Was diagnosis also harder because of the large spectrum?
There are a lot of people with autism who in earlier times use to get a diagnosis of intellectual impairment. Even now what happens to people who are in two ends of the spectrum, they get misdiagnosed. The very able ones get misdiagnosed as stubborn, willful or arrogant people. There is a serial called Big Bang Theory and the character of Dr Sheldon Cooper (it’s not mentioned that he has aspergers) is described on the Internet as a person who plays the role of an arrogant physicist. That’s it! A lot of the able ones get this kind of diagnosis. However, those who are on the other end of the spectrum get a diagnosis of intellectual impairment. In India, definitely a lot of people even now are not receiving the correct diagnosis.
Did you ever try sending Neeraj to school? What did you think of the schooling system?
Initially, Neeraj went to a nursery school before he got a diagnosis. All he would do is walk around the class and walk around the playground. He wasn’t learning anything there. The school was happy to keep him but they also said this is what he does and we don’t know what to do with him. I tried various things in between and then put him into another mainstream school. Neeraj does a lot of flapping of the hands, so a person from this particular school said to me that he was very violent and they couldn’t keep him. So mainstream schooling did not work out. Now, someone like Neeraj would have been permitted or maybe not! Since he had a lot of challenging behaviors- like shouting, throwing things etc. He attended four schools before I got myself trained and opened up Open Door.
Was this hard on your marriage?
I wouldn’t say Neeraj was hard on our marriage because my life had become Neeraj. Especially, when your child has very challenging behaviors you’ve got to really focus. I was the primary care giver, I was teaching him communication. I was teaching him to develop a social understanding. So I wouldn’t say that was hard on our marriage. For most families (not all), the mother ends up being the primary and the only caregiver.
Where did you receive your training and why did you decide to go for it?

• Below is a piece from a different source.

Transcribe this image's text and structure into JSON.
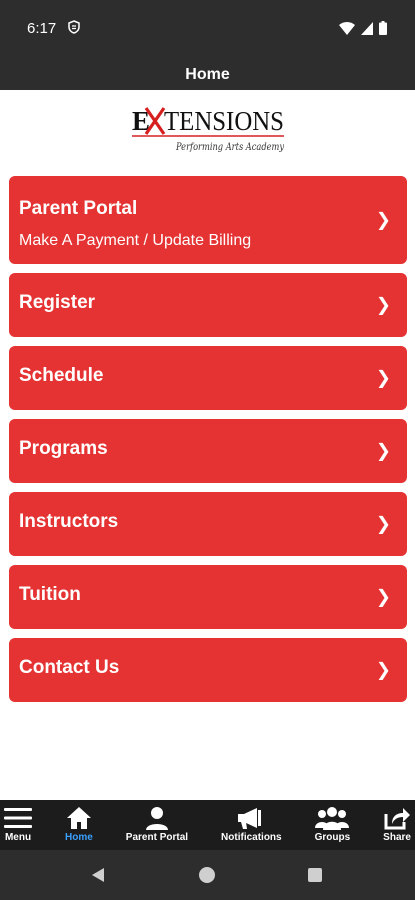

After the age of ten Neeraj’s behavior became fairly extreme. So life was very hard at that point. All the reading that I was doing made me realize that people by and large did not understand Autism. I wanted to help change this terrible trap that we had got into; we were hurdling towards a phase where I wouldn’t have been able to help him at all. That’s why I went for a training to the Sun Rise program, which people found fairly controversial ( I didn’t). They used a lot of structure, behavioral principles etc. But the most important thing is that it was based on a very strong respect for the person with the disability. When I came back I worked with Neeraj using these principles. When I saw the changes I decided to work with another young person, who needed help. Realizing how important structure was in their life, I went for another training to ‘Division TEACCH in North Carolina’. Open Door started as an experiment and then it just took off. Now, it’s not so much a school as it is a place for training; it’s a place for developing strategies and a place for sharing.